Q. I've seen the house edge of Let It Ride listed at 3.5 percent of one bet. What does that mean? Why specify one bet?

A. In Let It Ride, players start with three wagers of equal size. After you've seen your three face-down cards, you have the option of pulling back one wager. After you've seen the first of two common cards that are part of everyone's hands, you may pull back the second wager. The third wager must stay on the table, and bets that remain in action are settled after the final common card is revealed.

Given that only one wager must remain in action, expressing the house edge as a percentage of one bet is an easy way of letting players know the house's average take on the game.

Let's say you start with three \$5 bets. At the end of the hand, only one of those bets must remain at risk. Now let's say your at a table that moves at 60 hands per hour. What is your average loss? That \$5 risk per hand times 60 hands means you would have \$300 on the table that you can't pull back if you don't like the cards. On the average, the house expects to keep 3.5 percent of that, or \$10.50.

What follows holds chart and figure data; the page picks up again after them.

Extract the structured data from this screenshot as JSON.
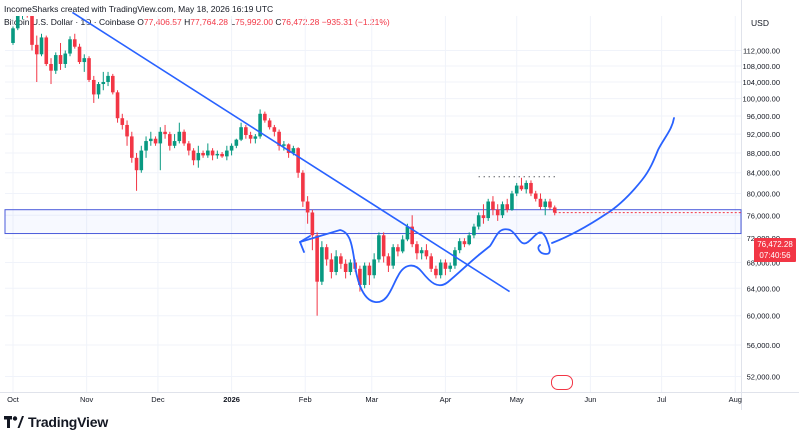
{
  "header": {
    "attribution": "IncomeSharks created with TradingView.com, May 18, 2026 16:19 UTC",
    "symbol": "Bitcoin",
    "pair": "U.S. Dollar · 1D · Coinbase",
    "open_label": "O",
    "open": "77,406.57",
    "high_label": "H",
    "high": "77,764.28",
    "low_label": "L",
    "low": "75,992.00",
    "close_label": "C",
    "close": "76,472.28",
    "change": "−935.31 (−1.21%)",
    "currency": "USD"
  },
  "badge": {
    "price": "76,472.28",
    "countdown": "07:40:56"
  },
  "footer": {
    "brand": "TradingView"
  },
  "colors": {
    "up": "#089981",
    "down": "#f23645",
    "drawing": "#2962ff",
    "zone_border": "#4a5adb",
    "grid": "#f0f3fa"
  },
  "chart_data": {
    "type": "candlestick",
    "title": "",
    "xlabel": "",
    "ylabel": "",
    "y_axis": {
      "scale": "log",
      "ticks": [
        52000,
        56000,
        60000,
        64000,
        68000,
        72000,
        76000,
        80000,
        84000,
        88000,
        92000,
        96000,
        100000,
        104000,
        108000,
        112000
      ],
      "tick_labels": [
        "52,000.00",
        "56,000.00",
        "60,000.00",
        "64,000.00",
        "68,000.00",
        "72,000.00",
        "76,000.00",
        "80,000.00",
        "84,000.00",
        "88,000.00",
        "92,000.00",
        "96,000.00",
        "100,000.00",
        "104,000.00",
        "108,000.00",
        "112,000.00"
      ],
      "range": [
        50000,
        128000
      ]
    },
    "x_axis": {
      "ticks": [
        "2025-10-01",
        "2025-11-01",
        "2025-12-01",
        "2026-01-01",
        "2026-02-01",
        "2026-03-01",
        "2026-04-01",
        "2026-05-01",
        "2026-06-01",
        "2026-07-01",
        "2026-08-01"
      ],
      "tick_labels": [
        "Oct",
        "Nov",
        "Dec",
        "2026",
        "Feb",
        "Mar",
        "Apr",
        "May",
        "Jun",
        "Jul",
        "Aug"
      ]
    },
    "last_close": 76472.28,
    "series": [
      {
        "points": [
          [
            "2025-10-01",
            114000,
            118500,
            113500,
            118000
          ],
          [
            "2025-10-03",
            118000,
            122000,
            117500,
            121500
          ],
          [
            "2025-10-05",
            121500,
            125500,
            120500,
            124000
          ],
          [
            "2025-10-07",
            124000,
            126000,
            121000,
            121800
          ],
          [
            "2025-10-09",
            121800,
            122500,
            112000,
            113500
          ],
          [
            "2025-10-11",
            113500,
            116000,
            104000,
            111000
          ],
          [
            "2025-10-13",
            111000,
            116500,
            110500,
            115500
          ],
          [
            "2025-10-15",
            115500,
            116000,
            108000,
            108500
          ],
          [
            "2025-10-17",
            108500,
            110000,
            103500,
            106800
          ],
          [
            "2025-10-19",
            106800,
            111500,
            106000,
            110800
          ],
          [
            "2025-10-21",
            110800,
            114000,
            107000,
            108500
          ],
          [
            "2025-10-23",
            108500,
            112000,
            107500,
            111200
          ],
          [
            "2025-10-25",
            111200,
            115800,
            110500,
            115000
          ],
          [
            "2025-10-27",
            115000,
            116500,
            112500,
            113000
          ],
          [
            "2025-10-29",
            113000,
            113800,
            108500,
            109000
          ],
          [
            "2025-10-31",
            109000,
            111000,
            106500,
            110000
          ],
          [
            "2025-11-02",
            110000,
            110500,
            104000,
            104500
          ],
          [
            "2025-11-04",
            104500,
            105500,
            99000,
            101000
          ],
          [
            "2025-11-06",
            101000,
            104000,
            100000,
            103500
          ],
          [
            "2025-11-08",
            103500,
            106500,
            102000,
            104000
          ],
          [
            "2025-11-10",
            104000,
            106500,
            103000,
            105500
          ],
          [
            "2025-11-12",
            105500,
            106000,
            101000,
            101500
          ],
          [
            "2025-11-14",
            101500,
            102000,
            94500,
            95500
          ],
          [
            "2025-11-16",
            95500,
            96500,
            93000,
            94000
          ],
          [
            "2025-11-18",
            94000,
            95000,
            89500,
            91500
          ],
          [
            "2025-11-20",
            91500,
            92500,
            86000,
            87000
          ],
          [
            "2025-11-22",
            87000,
            88000,
            80500,
            84500
          ],
          [
            "2025-11-24",
            84500,
            89500,
            84000,
            88500
          ],
          [
            "2025-11-26",
            88500,
            91500,
            87000,
            90500
          ],
          [
            "2025-11-28",
            90500,
            92500,
            89500,
            91000
          ],
          [
            "2025-11-30",
            91000,
            91500,
            89500,
            90000
          ],
          [
            "2025-12-02",
            90000,
            93500,
            84500,
            92500
          ],
          [
            "2025-12-04",
            92500,
            94000,
            91000,
            92000
          ],
          [
            "2025-12-06",
            92000,
            92500,
            88500,
            89500
          ],
          [
            "2025-12-08",
            89500,
            92000,
            89000,
            90500
          ],
          [
            "2025-12-10",
            90500,
            94500,
            90000,
            92500
          ],
          [
            "2025-12-12",
            92500,
            93000,
            89500,
            90000
          ],
          [
            "2025-12-14",
            90000,
            90500,
            87500,
            88500
          ],
          [
            "2025-12-16",
            88500,
            89000,
            85500,
            86500
          ],
          [
            "2025-12-18",
            86500,
            89500,
            85000,
            88000
          ],
          [
            "2025-12-20",
            88000,
            88500,
            87000,
            87500
          ],
          [
            "2025-12-22",
            87500,
            90000,
            87000,
            88500
          ],
          [
            "2025-12-24",
            88500,
            89000,
            86500,
            87500
          ],
          [
            "2025-12-26",
            87500,
            88500,
            86800,
            87800
          ],
          [
            "2025-12-28",
            87800,
            88200,
            87000,
            87300
          ],
          [
            "2025-12-30",
            87300,
            89500,
            86500,
            88500
          ],
          [
            "2026-01-01",
            88500,
            90000,
            87500,
            89500
          ],
          [
            "2026-01-03",
            89500,
            91000,
            89000,
            90800
          ],
          [
            "2026-01-05",
            90800,
            94500,
            90500,
            93500
          ],
          [
            "2026-01-07",
            93500,
            94000,
            91000,
            91800
          ],
          [
            "2026-01-09",
            91800,
            92500,
            90000,
            91000
          ],
          [
            "2026-01-11",
            91000,
            92000,
            90000,
            91500
          ],
          [
            "2026-01-13",
            91500,
            97500,
            91000,
            96500
          ],
          [
            "2026-01-15",
            96500,
            97000,
            94500,
            95000
          ],
          [
            "2026-01-17",
            95000,
            95500,
            93000,
            93500
          ],
          [
            "2026-01-19",
            93500,
            94000,
            91500,
            92500
          ],
          [
            "2026-01-21",
            92500,
            93000,
            88500,
            89500
          ],
          [
            "2026-01-23",
            89500,
            90500,
            88500,
            89800
          ],
          [
            "2026-01-25",
            89800,
            90000,
            87000,
            88000
          ],
          [
            "2026-01-27",
            88000,
            89500,
            87500,
            89000
          ],
          [
            "2026-01-29",
            89000,
            89200,
            83000,
            84000
          ],
          [
            "2026-01-31",
            84000,
            84500,
            77500,
            78500
          ],
          [
            "2026-02-02",
            78500,
            79500,
            74500,
            76500
          ],
          [
            "2026-02-04",
            76500,
            77000,
            70000,
            72500
          ],
          [
            "2026-02-06",
            72500,
            73000,
            60000,
            65000
          ],
          [
            "2026-02-08",
            65000,
            71500,
            64500,
            70500
          ],
          [
            "2026-02-10",
            70500,
            71000,
            67500,
            68500
          ],
          [
            "2026-02-12",
            68500,
            69500,
            65500,
            66500
          ],
          [
            "2026-02-14",
            66500,
            70000,
            66000,
            69000
          ],
          [
            "2026-02-16",
            69000,
            69500,
            67000,
            67800
          ],
          [
            "2026-02-18",
            67800,
            68500,
            65500,
            66500
          ],
          [
            "2026-02-20",
            66500,
            68500,
            66000,
            68000
          ],
          [
            "2026-02-22",
            68000,
            68500,
            66500,
            67000
          ],
          [
            "2026-02-24",
            67000,
            67500,
            63500,
            64500
          ],
          [
            "2026-02-26",
            64500,
            68000,
            64000,
            67500
          ],
          [
            "2026-02-28",
            67500,
            68000,
            64500,
            66000
          ],
          [
            "2026-03-02",
            66000,
            69500,
            65500,
            68500
          ],
          [
            "2026-03-04",
            68500,
            73000,
            68000,
            72500
          ],
          [
            "2026-03-06",
            72500,
            73000,
            68000,
            69000
          ],
          [
            "2026-03-08",
            69000,
            69500,
            66500,
            67500
          ],
          [
            "2026-03-10",
            67500,
            71000,
            67000,
            70500
          ],
          [
            "2026-03-12",
            70500,
            71000,
            69000,
            69800
          ],
          [
            "2026-03-14",
            69800,
            72500,
            69500,
            71800
          ],
          [
            "2026-03-16",
            71800,
            74500,
            71500,
            74000
          ],
          [
            "2026-03-18",
            74000,
            76000,
            70500,
            71000
          ],
          [
            "2026-03-20",
            71000,
            71500,
            68500,
            69500
          ],
          [
            "2026-03-22",
            69500,
            70500,
            68500,
            70000
          ],
          [
            "2026-03-24",
            70000,
            71000,
            68500,
            69000
          ],
          [
            "2026-03-26",
            69000,
            69500,
            66500,
            67000
          ],
          [
            "2026-03-28",
            67000,
            67500,
            65500,
            66000
          ],
          [
            "2026-03-30",
            66000,
            68500,
            65500,
            68000
          ],
          [
            "2026-04-01",
            68000,
            68500,
            66000,
            67000
          ],
          [
            "2026-04-03",
            67000,
            68000,
            66500,
            67500
          ],
          [
            "2026-04-05",
            67500,
            70500,
            67000,
            70000
          ],
          [
            "2026-04-07",
            70000,
            72000,
            69500,
            71500
          ],
          [
            "2026-04-09",
            71500,
            72000,
            70500,
            71000
          ],
          [
            "2026-04-11",
            71000,
            73000,
            70800,
            72500
          ],
          [
            "2026-04-13",
            72500,
            74500,
            72000,
            74000
          ],
          [
            "2026-04-15",
            74000,
            76500,
            73500,
            76000
          ],
          [
            "2026-04-17",
            76000,
            78000,
            74500,
            75500
          ],
          [
            "2026-04-19",
            75500,
            79000,
            75000,
            78500
          ],
          [
            "2026-04-21",
            78500,
            79500,
            76000,
            77000
          ],
          [
            "2026-04-23",
            77000,
            78000,
            75000,
            76000
          ],
          [
            "2026-04-25",
            76000,
            78500,
            75500,
            78000
          ],
          [
            "2026-04-27",
            78000,
            79000,
            76500,
            77000
          ],
          [
            "2026-04-29",
            77000,
            80500,
            76800,
            80000
          ],
          [
            "2026-05-01",
            80000,
            82000,
            79500,
            81500
          ],
          [
            "2026-05-03",
            81500,
            83000,
            80500,
            80800
          ],
          [
            "2026-05-05",
            80800,
            82500,
            80000,
            82000
          ],
          [
            "2026-05-07",
            82000,
            82500,
            79500,
            80000
          ],
          [
            "2026-05-09",
            80000,
            80500,
            78500,
            79000
          ],
          [
            "2026-05-11",
            79000,
            80000,
            77000,
            77500
          ],
          [
            "2026-05-13",
            77500,
            79000,
            76000,
            78500
          ],
          [
            "2026-05-15",
            78500,
            79000,
            77000,
            77406.57
          ],
          [
            "2026-05-17",
            77406.57,
            77764.28,
            75992,
            76472.28
          ]
        ]
      }
    ],
    "annotations": {
      "trendline": {
        "from": [
          "2025-10-26",
          122500
        ],
        "to": [
          "2026-04-28",
          63500
        ]
      },
      "support_zone": {
        "from_date": "2025-10-01",
        "to_date": "2026-08-01",
        "high": 77000,
        "low": 72800
      },
      "projected_path": [
        [
          "2026-05-17",
          76000
        ],
        [
          "2026-06-05",
          82000
        ],
        [
          "2026-06-25",
          88000
        ],
        [
          "2026-07-05",
          100500
        ]
      ],
      "dotted_resistance": {
        "from_date": "2026-04-15",
        "to_date": "2026-05-17",
        "value": 83200
      }
    }
  }
}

In the average hour, you won't really leave only \$5 per hand at risk. When you like your cards, sometimes you'll leave two bets on the table, and sometimes even leave all three at risk. In the situation described here, starting with three \$5 bets and playing at 60 hands an hour, playing basic strategy at Let It Ride would lead you to keep \$375 in action in the average hour. Your losses still would average \$10.50 an hour, or 2.8 percent of that \$375.

So we sometimes see the house edge at Let It Ride expressed with two numbers:

3.5 percent of one bet, or 2.8 percent of total action. The one-bet figure probably makes it easier for the average player to visualize what that house edge means to his or her bankroll.

Q. My sister and I have a long-running disagreement over the slots. She says you have a better chance of winning on the old three-reel games. I disagree. I know how fast my money used to go on them. I like to play the penny video games now and feel like I win more. Who's right?

A. That depends on what you mean by "win." Do you mean a better chance at a big jackpot? Usually, that means playing the three-reel slots. Do you mean getting back a higher percentage of your money over long sessions? Again, the three-reel slots have an edge, because they're usually at higher coin denominations, and higher denominations usually are set for higher payback percentages. Do you mean a higher percentage of winning spins, and a game that is more likely to keep you in your seat longer? That's what low-denomination video slots are designed to do.

Three-reel games such as Double Diamond and Blazing 7s put a higher percentage of their total payback into their top jackpots than video games do. The effect is a volatile game that gives you a better chance at a really big win, but also gives you a high percentage of losing spins with no payback. Cold streaks on a three-reel slot can be absolutely frigid, leaving a game of big wins balanced by frequent fast losses.

Five-reel video slots, on the other hand, have a higher percentage of small wins. Some of those "wins" are losses in disguise, with paybacks smaller than your wager. Nonetheless, frequent small paybacks are designed to keep you in your seat. When you have a losing session, your bankroll erodes more slowly than in a chilly spell on a three-reel slot. The tradeoff is that you have a smaller chance of a large jackpot.

Whether to play three-reel games or video games really comes down to your preferred style of play, and how you want the paybacks when they come. Play the games that are fun to you and enjoy the wins when they come, but understand that there will be more losing sessions than winners. Don't bet money you can't afford to lose.